2-4. Delivering to promote impact
Delivery of feedback reports to physicians may involve multistaged or single communication, a decision that is best driven by the particular context. Some contexts call for a multistaged delivery strategy. These contexts might include:
- A complex clinical behavior change is needed to improve performance.
- The clinical best practice is based on new evidence.
- The physician has never participated in a feedback reporting system.
- The changes needed to improve performance rest at the organizational level.
In a multistage strategy, for example, stage one might be a group presentation to introduce the feedback report, review improvement resources, and provide opportunities for discussion. Stage two might involve distributing individual feedback reports via hard copies or an online portal (Shaller and Kanouse, 2012). Stage three might feature a followup one-on-one meeting or group discussion to help interpret the report and discuss specific opportunities for performance improvement.
Other contexts (e.g., the required clinical behavior change is simple and straightforward or the group of physicians has a long history using feedback reports) might require only the distribution of individual feedback reports.
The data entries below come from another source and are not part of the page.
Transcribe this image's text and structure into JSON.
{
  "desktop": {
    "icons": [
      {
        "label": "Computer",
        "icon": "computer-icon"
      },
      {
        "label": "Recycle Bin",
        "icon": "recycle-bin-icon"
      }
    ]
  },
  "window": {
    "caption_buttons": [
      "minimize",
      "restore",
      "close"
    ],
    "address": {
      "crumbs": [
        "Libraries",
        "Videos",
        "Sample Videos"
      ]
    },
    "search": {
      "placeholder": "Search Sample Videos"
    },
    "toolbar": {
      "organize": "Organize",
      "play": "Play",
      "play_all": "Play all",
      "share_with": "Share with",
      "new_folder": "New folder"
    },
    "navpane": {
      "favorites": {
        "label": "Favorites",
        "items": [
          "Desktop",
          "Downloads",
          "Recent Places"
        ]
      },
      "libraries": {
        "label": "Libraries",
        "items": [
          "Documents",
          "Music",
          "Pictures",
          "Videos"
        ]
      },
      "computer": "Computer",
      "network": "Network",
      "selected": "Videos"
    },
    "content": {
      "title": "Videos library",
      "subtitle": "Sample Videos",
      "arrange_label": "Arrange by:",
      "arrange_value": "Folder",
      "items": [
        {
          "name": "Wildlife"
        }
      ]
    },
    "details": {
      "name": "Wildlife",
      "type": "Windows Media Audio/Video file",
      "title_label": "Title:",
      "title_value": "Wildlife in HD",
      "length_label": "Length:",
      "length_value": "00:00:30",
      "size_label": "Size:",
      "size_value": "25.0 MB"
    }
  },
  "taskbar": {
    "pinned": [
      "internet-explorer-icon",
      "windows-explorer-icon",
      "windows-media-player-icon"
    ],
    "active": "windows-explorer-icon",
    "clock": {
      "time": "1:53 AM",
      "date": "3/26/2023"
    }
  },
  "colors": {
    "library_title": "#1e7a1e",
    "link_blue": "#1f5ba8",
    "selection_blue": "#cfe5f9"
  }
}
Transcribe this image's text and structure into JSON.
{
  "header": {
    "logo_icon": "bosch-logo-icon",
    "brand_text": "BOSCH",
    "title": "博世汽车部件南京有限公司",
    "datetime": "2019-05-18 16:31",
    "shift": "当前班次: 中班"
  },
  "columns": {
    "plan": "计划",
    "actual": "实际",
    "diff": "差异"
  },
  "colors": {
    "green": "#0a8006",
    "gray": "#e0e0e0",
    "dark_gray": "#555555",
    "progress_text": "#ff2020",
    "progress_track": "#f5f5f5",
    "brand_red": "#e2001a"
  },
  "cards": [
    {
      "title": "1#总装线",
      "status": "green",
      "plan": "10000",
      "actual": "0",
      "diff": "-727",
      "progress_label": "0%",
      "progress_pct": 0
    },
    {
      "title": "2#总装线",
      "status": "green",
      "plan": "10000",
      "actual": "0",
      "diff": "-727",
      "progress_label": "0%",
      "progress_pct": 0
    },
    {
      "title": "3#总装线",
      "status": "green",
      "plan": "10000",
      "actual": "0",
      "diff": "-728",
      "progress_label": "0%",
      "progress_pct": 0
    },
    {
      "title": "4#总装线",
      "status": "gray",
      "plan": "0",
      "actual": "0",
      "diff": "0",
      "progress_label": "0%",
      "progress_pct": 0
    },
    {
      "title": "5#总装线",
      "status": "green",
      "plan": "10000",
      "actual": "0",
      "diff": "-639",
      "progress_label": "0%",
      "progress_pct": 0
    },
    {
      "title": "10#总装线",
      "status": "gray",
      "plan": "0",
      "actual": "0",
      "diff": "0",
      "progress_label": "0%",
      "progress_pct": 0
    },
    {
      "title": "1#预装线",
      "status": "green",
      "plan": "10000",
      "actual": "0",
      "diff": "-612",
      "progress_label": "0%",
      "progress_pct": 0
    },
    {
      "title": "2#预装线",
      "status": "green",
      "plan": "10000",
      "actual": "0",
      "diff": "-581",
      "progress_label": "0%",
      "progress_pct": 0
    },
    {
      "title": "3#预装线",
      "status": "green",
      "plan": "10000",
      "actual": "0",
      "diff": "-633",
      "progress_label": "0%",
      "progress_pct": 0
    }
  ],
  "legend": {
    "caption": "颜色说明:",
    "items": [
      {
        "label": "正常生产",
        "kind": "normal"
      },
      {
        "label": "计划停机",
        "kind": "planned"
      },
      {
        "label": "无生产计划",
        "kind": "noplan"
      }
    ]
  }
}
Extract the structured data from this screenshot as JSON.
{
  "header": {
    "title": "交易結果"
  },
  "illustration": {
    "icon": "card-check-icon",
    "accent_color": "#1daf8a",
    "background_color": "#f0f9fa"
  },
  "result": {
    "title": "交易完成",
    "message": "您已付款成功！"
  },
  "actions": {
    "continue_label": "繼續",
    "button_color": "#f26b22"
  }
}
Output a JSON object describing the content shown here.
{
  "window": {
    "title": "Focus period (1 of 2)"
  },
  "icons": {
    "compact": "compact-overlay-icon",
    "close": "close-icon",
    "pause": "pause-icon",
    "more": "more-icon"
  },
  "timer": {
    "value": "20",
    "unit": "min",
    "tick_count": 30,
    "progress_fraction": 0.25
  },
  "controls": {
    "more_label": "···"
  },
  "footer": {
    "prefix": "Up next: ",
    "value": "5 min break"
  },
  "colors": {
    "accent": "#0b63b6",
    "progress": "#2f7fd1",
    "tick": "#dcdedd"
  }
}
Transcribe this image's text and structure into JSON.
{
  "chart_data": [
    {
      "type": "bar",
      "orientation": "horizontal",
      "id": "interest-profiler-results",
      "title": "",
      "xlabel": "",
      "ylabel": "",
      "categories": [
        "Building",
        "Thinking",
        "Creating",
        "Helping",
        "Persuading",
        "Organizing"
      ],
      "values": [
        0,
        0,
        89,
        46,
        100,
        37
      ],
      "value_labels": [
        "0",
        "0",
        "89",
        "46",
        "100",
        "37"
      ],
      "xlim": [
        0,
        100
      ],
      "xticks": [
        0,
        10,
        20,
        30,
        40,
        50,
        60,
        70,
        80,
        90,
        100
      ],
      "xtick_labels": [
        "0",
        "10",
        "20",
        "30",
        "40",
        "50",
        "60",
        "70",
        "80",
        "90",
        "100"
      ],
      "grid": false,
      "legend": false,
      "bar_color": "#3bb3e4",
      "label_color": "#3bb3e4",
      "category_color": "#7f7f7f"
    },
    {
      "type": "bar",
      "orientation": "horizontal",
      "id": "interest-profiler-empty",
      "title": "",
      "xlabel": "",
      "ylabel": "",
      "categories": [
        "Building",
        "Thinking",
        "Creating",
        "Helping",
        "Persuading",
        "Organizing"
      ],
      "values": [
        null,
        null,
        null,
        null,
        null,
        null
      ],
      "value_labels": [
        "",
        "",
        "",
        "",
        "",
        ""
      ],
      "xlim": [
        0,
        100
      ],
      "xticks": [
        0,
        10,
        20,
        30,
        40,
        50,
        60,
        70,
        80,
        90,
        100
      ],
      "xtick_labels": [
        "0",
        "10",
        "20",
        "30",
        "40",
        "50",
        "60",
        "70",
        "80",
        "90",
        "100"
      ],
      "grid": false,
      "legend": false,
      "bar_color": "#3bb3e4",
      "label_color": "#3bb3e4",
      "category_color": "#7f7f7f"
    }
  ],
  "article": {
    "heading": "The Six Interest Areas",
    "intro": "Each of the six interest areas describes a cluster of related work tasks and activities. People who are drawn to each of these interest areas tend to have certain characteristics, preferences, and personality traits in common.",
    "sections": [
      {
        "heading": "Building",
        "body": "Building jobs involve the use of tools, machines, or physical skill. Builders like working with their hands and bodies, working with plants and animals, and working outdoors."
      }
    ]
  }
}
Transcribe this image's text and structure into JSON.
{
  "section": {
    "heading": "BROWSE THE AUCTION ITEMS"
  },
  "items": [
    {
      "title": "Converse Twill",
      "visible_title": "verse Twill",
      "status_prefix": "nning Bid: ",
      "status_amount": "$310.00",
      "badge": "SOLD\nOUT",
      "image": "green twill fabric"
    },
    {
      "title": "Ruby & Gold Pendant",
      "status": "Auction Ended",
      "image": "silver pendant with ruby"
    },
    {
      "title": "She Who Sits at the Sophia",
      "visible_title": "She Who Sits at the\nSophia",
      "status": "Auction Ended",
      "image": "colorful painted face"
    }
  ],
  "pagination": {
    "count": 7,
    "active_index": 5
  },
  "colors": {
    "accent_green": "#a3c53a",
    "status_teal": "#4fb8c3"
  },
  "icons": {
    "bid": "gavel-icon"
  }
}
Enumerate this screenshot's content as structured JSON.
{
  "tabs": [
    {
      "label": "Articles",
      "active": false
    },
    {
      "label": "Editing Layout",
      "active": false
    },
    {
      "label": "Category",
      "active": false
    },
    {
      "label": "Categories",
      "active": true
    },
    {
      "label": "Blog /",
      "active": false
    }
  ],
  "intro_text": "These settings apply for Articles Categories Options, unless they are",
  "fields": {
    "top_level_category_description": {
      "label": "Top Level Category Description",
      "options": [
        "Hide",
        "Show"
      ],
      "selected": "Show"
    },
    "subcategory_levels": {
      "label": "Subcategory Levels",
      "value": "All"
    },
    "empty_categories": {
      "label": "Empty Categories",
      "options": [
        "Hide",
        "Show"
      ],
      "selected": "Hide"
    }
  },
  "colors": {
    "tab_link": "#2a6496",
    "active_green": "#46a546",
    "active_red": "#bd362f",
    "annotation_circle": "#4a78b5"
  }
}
In addition to multistage strategies, some experts suggest the use of multifaceted interventions. For example, feedback reports may be more successful when paired with a reinforcing companion strategy, such as pay for performance or electronic reminders. In other cases, feedback reports may be effective on their own. Decisions about if and how to stage delivery or pair feedback reports with other strategies depend in part on the potential marginal impact of the proposed enhancement weighed against the added costs, especially if the desire is to deliver these strategies at scale (Ivers, Sales, et al., 2014).
Delivery of physician feedback reports is usually more effective when:
- Mode of delivery includes a verbal review by a trusted source, such as a supervisor or respected senior colleague. Conversely, feedback is less effective when it comes from an unknown source, such as a researcher, a payer, or a regulatory body. In-person delivery allows the discussion to be tailored to the needs of the receiving physician (Ivers, Sales, et al., 2014).
- Feedback is routinized and ongoing. Routine feedback conveys a sense of importance and facilitates a cycle of learning in which the physician can assess whether changes made to his or her practice since a prior report had a positive impact on performance. Routine feedback also may help focus attention on the measure and support sustained improvements in practice (Brehaut, et al., 2016). In contrast, one-time feedback reports are more easily dismissed by physicians.
- Feedback is anchored in an overarching quality improvement structure (Foy, et al., 2005; Van Der Veer, et al., 2010). Whether the structure is based on “plan, do, study, act” (PDSA), “Six Sigma,” or another quality improvement model, it is important for feedback reporting to have a home within this superstructure rather than competing with it for physicians’ attention. Doing so will support its credibility among physicians, increase the likelihood of sufficient funding with dedicated resources, and mitigate unnecessary duplication of measurement and reporting efforts.
Additional factors that may contribute to the effectiveness of physician feedback reports but are based on weaker or less direct evidence, as well as tips from experienced users, include:
- Adequate context is given so that physicians are poised to appreciate the purpose of the report and why they should be interested. It is important to be direct and straightforward, for example, about whether reported metrics will be part of incentive payments or whether the primary aim is to cut costs or improve quality (Vaiana and McGlynn, 2002). See also related discussion in Appendix 2 of messaging to consider when delivering your feedback report to clinicians.
- The report is delivered in a supportive, nonjudgmental way (Hysong, et al., 2006; Hayes and Ballard, 1995).